Borrowers need to be aware that interest rate rises are on the horizon – and may be closer than some have been predicting, commentators say.

Reserve Bank governor Graeme Wheeler today left the official cash rate at 2.5% but indicated that the next move would definitely be up.

His accompanying speech indicated that the pressure to lift the rate was building. There were signs that inflation was rising and could reach the higher end of the 1% to 3% target band over the coming year.

He said construction activity was growing, which would have flow-on effects into the wider economy.

How soon the Bank would raise interest rates would depend on how the housing market behaved. “The extent of the monetary policy response will depend largely on the degree to which the growing momentum in the housing market and construction sector spills over into inflation pressures.”

Wheeler indicated that meant no rise this year but ASB chief economist Nick Tuffley said it could still happen sooner than pundits were predicting – depending on the impact of “spillover” inflation.

“Generally the assessment was unchanged but it was a bit firmer over the potential impact of house price inflation pressures.”

He said the bank was likely worried about new data that showed that construction costs in Auckland had risen sharply.  “We’re also seeing retail spending growth gradually gathering momentum. Some of that is down to the housing market.”

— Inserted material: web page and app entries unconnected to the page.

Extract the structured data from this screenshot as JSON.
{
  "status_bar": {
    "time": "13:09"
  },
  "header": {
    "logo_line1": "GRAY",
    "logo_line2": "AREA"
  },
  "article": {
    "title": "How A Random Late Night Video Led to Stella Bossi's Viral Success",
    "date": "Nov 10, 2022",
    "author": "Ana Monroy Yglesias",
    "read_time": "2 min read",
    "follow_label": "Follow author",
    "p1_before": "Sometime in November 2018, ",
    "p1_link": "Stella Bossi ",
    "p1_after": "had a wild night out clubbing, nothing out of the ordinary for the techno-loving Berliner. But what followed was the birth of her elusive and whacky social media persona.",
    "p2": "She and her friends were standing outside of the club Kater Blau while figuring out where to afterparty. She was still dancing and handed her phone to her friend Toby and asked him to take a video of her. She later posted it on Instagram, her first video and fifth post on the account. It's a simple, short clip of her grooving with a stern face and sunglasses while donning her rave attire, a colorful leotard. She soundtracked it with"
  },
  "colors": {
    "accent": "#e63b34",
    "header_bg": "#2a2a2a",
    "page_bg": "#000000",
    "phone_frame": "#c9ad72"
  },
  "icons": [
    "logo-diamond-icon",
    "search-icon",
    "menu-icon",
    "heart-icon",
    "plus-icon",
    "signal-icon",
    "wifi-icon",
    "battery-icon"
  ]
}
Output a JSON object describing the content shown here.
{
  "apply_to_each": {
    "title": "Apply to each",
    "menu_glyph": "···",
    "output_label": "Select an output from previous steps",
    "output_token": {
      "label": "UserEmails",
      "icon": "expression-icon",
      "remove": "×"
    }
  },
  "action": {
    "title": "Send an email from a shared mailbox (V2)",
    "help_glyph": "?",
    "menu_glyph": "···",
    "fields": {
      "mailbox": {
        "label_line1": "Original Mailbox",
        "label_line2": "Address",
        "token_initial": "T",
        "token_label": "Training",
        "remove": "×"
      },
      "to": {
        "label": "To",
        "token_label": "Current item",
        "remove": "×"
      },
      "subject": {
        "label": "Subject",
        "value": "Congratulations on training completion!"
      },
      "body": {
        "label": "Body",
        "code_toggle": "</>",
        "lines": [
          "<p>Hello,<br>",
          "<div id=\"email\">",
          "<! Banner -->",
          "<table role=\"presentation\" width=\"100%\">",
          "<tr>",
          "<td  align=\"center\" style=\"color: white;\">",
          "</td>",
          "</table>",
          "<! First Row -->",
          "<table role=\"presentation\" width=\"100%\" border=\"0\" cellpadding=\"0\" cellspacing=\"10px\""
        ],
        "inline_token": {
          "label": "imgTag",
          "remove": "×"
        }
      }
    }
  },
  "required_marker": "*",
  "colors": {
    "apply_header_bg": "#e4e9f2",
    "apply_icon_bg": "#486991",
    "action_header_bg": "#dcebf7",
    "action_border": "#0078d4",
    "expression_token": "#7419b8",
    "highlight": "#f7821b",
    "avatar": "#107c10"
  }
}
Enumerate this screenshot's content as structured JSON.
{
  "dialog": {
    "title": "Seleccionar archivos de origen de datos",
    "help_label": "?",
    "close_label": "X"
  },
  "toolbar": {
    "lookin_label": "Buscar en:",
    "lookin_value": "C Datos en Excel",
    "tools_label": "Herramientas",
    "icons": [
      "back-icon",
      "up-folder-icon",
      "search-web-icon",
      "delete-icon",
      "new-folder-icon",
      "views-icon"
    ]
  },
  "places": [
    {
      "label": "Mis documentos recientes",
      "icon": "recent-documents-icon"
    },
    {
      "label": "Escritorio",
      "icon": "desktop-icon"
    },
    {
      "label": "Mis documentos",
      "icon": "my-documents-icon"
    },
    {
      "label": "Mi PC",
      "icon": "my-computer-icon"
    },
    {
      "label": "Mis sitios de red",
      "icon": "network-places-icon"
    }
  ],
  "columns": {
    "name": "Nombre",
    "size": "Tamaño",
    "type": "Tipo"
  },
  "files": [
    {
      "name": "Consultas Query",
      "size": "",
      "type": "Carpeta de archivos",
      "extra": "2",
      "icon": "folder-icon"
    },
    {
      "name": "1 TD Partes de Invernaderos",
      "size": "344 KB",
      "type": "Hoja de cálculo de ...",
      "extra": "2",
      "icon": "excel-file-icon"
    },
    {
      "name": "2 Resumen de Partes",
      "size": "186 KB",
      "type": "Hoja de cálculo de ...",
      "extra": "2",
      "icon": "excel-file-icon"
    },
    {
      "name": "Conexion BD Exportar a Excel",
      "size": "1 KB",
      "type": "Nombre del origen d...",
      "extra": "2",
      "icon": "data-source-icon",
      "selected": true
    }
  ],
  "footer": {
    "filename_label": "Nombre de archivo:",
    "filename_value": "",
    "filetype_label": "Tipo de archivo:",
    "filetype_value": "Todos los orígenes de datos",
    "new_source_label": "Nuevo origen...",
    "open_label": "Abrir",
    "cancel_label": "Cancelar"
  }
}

Tuffley said the latest statement didn’t change the ASB’s prediction of a March OCR move but seemed to indicate the Reserve Bank was moving its own predictions forward. “The tone suggests they are moving a bit more in our direction. And the statement reinforces that there are circumstances under which the Reserve Bank would raise before March."

ANZ chief economist Cameron Bagrie said there were not many surprises in the announcement but as the downside risks to the economy were mitigated, so too were pressures holding the OCR down. “As the risk profile for the general economy ticks up, interest rates will follow.”

Westpac chief economist  Dominick Stephens said Wheeler had become more bullish on the economy and the concerns about the dollar had been downgraded slightly.  “For the first time, the expected rise in inflation was explicitly linked to accelerating growth. This is very significant. For a long while the RBNZ had maintained the assumption that rising house prices and the construction boom would not prove inflationary. It seems that the RBNZ is beginning to abandon that view.”